694 - Failing to test for sex differences can result in wrong conclusions: example of the Difference in Sex-Specific Significance error in a reanalysis of brain maturation during COVID-19 lockdowns
Friday, April 25, 2025
5:30pm – 7:45pm HST
Publication Number: 694.5003
Andrew W. Brown, University of Arkansas for Medical Sciences, Little Rock, AR, United States; Simon Chung, University of Arkansas for Medical Sciences College of Medicine, Little Rock, AR, United States; Tim R. Koscik, University of Arkansas for Medical Sciences College of Medicine, Little Rock, AR, United States; Colby Vorland, Indiana University School of Public Health-Bloomington, Bloomington, IN, United States; Donna L.. Maney, Emory University, Atlanta, GA, United States
Associate Professor / Director of Biostatistics University of Arkansas for Medical Sciences / Arkansas Children’s Research Institute Little Rock, Arkansas, United States
Background: Consideration of sex as a variable is increasingly regarded as important for replicability and generalizability of results. To maximize rigor, sex must be incorporated using valid statistical approaches. In a recent example, researchers tested for effects within each sex separately, but used an inappropriate approach of declaring sex differences when statistically significant differences were independently found in one sex but not the other. This approach has, for decades, been widely recognized as invalid. When applied to sex differences, it has been called the “Difference in Sex-Specific Significance” (DISS) error, which is a specific case of the “Differences in Nominal Significance” (DINS) error. When considering two groups, DISS can result in false positive findings of difference up to 50% of the time – no better than flipping a coin. Objective: To use appropriate between-sex comparisons to assess the associations between COVID-19 lockdowns and cortical thickness in female and male adolescents. Design/Methods: In the original manuscript, authors generated (n=87) and validated (n=22) normative cortical thickness curves in male and female adolescents, and tested differences for each of 68 brain regions (n=54). Using shared data, code, and normed region values, we replicated results reporting cortical thinning deviated significantly from normative values in 30 regions of the “female brain” and in two regions of the “male brain” when sexes were analyzed independently. We further replicated overall age acceleration with confidence intervals including the null for males but not females. Thereafter, we appropriately and directly compared cortical thickness for each of the 68 regions and overall age acceleration between females and males using two-sample t-tests and the same false discovery rate correction. Results: Cortical thinning was significantly greater in females than males in only one region, not thirty (Fig. 1). In the case of overall ‘age acceleration,’ the bootstrapped 95% confidence interval failed to exclude the null (Fig. 2), meaning that, based on the original authors’ threshold of statistical significance, the data do not convincingly support the claim of a sex difference.

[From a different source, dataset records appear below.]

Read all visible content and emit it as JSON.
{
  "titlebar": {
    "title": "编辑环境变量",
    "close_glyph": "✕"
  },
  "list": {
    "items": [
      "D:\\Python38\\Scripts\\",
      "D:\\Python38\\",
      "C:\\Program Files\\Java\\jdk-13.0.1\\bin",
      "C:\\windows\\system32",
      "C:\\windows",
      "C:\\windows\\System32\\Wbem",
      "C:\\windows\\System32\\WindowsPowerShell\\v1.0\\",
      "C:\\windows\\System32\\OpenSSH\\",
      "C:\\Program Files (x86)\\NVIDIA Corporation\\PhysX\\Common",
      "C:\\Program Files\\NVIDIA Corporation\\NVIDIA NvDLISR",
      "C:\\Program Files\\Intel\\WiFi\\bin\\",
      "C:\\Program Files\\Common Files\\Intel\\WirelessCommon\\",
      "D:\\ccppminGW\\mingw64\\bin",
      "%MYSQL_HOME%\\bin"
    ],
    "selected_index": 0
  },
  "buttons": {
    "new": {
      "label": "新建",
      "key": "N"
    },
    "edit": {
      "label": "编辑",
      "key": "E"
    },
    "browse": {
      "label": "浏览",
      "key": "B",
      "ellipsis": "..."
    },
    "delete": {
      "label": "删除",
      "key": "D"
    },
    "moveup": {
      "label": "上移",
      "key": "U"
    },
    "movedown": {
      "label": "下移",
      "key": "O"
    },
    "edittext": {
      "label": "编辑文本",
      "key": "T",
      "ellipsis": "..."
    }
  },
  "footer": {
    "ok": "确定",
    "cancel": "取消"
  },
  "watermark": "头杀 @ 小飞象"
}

Conclusion(s): The DISS error resulted in unsupported conclusions regarding the association between COVID-19 lockdowns and sex differences in cortical thickness. Appropriate between-sex tests are essential for making sex-specific comparisons. Thorough and transparent reporting of data and code permits reanalysis of results to come to rigorous conclusions.
Figure 1. Only one of thirty sex differences in cortical thinning reported in a recent paper held up in a valid between-sex comparison. Point estimates represent the difference between males and females for each of 68 regions (named on the x-axis) with uncorrected 95% confidence intervals. After applying False Discovery Rate (FDR) correction as per the authors, only the difference in the left hemisphere insula (lh-insula, darker line on figure) remained significant. ***p = 0.0004.
Figure 2. When comparing estimated age acceleration between the sexes statistically, the 95% confidence interval includes the null. The original paper showed a significant change within females but not males separately. Here, we demonstrate that the between-sex comparison was not statistically significant.